Taking its cues from pizza styles on both coasts, Dewey's pizzas (sold in eleven-, thirteen- and seventeen-inch pies) boast a thin crust and a plentiful 34 à la carte toppings that run the gamut from workmanlike (pepperoni, anchovies, mushrooms) to hippy-dippy (Amish chicken, pine nuts). The pie's ruler-thin bottom actually looks like a St. Louis-style crust, but blessedly it embodies New York-style's perfect crispness. No cardboard here. The crust along the pie's circumference, meanwhile, is an airy, pillowy delight. I found myself dunking crusts into my glass of red wine as if they were slices of homemade semolina bread.
That's another great thing about this pizza. While it's hardly frou-frou, it merits better company than, say, a six-pack of Schlitz. It goes smashingly with wines or high-end beers -- which Dewey's just so happens to offer. The six whites and seven reds available by the glass or bottle aren't gripping but they are agreeable, and smartly priced between $16 and $26 a bottle: Wishing Tree shiraz, Pellegrini chardonnay, Alamos pinot noir, etc. The eight beers on tap include Sierra Nevada, Fat Tire, Schlafly and the little-known, figgy-tasting Rogue Dead Guy Ale from Oregon.

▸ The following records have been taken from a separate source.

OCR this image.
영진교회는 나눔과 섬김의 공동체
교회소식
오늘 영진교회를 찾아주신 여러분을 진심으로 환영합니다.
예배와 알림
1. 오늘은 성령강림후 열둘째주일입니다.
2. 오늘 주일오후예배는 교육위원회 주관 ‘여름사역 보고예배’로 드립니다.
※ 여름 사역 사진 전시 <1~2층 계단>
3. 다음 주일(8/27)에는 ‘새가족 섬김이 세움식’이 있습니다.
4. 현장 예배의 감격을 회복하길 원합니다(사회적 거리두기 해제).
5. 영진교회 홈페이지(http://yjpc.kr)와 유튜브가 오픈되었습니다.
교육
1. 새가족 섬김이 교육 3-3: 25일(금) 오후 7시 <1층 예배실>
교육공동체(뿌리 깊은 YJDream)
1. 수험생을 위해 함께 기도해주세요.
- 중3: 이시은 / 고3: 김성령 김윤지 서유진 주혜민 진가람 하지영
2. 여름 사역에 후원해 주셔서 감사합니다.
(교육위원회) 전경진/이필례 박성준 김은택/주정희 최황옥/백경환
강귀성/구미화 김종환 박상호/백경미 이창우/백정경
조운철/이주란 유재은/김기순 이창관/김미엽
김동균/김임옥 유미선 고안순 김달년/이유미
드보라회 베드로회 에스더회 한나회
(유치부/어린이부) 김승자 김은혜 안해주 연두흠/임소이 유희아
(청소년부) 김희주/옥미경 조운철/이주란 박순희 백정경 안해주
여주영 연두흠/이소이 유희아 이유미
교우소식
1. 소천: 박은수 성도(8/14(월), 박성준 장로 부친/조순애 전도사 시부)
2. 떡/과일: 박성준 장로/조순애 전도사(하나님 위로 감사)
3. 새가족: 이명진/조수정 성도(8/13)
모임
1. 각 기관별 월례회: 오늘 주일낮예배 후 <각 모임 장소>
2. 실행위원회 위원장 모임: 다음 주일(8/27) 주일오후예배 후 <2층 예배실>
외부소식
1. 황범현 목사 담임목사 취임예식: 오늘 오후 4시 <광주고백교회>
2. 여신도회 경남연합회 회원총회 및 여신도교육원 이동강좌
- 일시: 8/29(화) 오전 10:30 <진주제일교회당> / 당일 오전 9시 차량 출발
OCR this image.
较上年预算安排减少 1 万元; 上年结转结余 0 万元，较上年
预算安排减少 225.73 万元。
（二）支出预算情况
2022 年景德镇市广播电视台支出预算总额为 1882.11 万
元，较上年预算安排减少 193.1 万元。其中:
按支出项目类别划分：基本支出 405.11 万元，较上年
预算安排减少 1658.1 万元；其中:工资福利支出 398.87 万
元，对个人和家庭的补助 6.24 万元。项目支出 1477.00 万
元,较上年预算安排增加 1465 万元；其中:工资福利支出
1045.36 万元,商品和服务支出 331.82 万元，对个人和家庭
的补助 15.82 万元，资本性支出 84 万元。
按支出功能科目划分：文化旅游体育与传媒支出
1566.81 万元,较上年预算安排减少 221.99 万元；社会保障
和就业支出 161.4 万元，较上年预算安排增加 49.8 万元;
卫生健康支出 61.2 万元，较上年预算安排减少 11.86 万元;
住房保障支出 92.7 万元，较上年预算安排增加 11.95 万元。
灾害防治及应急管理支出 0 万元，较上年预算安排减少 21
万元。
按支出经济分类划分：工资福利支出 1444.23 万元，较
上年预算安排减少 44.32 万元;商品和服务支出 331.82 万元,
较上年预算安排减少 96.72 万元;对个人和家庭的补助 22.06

Half of Dewey's twelve cheekily named specialty pizzas are topped with marinara (referred to on the menu as "red sauce" -- the only element of Dewey's that makes me cringe) and mozzarella. The other six are white pies, most of them covered in a blend of olive oil, minced garlic and mozzarella and fontina cheeses. Again, there's something for everyone. The Dewey's Original, straight-up marinara and mozzarella, showcases the house gravy's unique zinginess. It's not a sweet tomato sauce but a piquant one, spiced with crushed red pepper, oregano, garlic and black pepper and derived from whole, not concentrated, tomatoes. Socrates' Revenge (a white pie with spinach, black and green olives, feta, red onions and tomatoes) is the first pizza I've ever eaten that I'd describe as refreshing -- abundant with fresh yet subtle flavor. The Green Lantern (red sauce, mozzarella, garlic, mushrooms, goat cheese, artichokes and pesto) is near-decadent thanks to those last three luscious toppings, while the Bronx Bomber (red sauce, mozzarella, pepperoni, sausage, mushrooms, onions, green peppers and black olives) really does recall salty, street-food pizza from the Boogie-Down. For a real case of the meat sweats, though, Dewey's offers this winter's "seasonal pizza," the Don Corleone: Stacked high with full deli slices of capicola, salami and pepperoni, the Don is an embarrassment to every one of those chain "meat lover's" pizzas. Compared to the Don Corleone, those pizzas look like they're sprinkled with dog kibble. (By the way, Dewey's gets its sausage and prosciutto from Hill institutions DiGregorio's and Volpi, respectively.) There's even a pizza that tastes more like a burrito: the Southwest BBQ Chicken, unique for its smoked Cheddar and mozzarella blend and its black-bean-and-corn-salsa topping.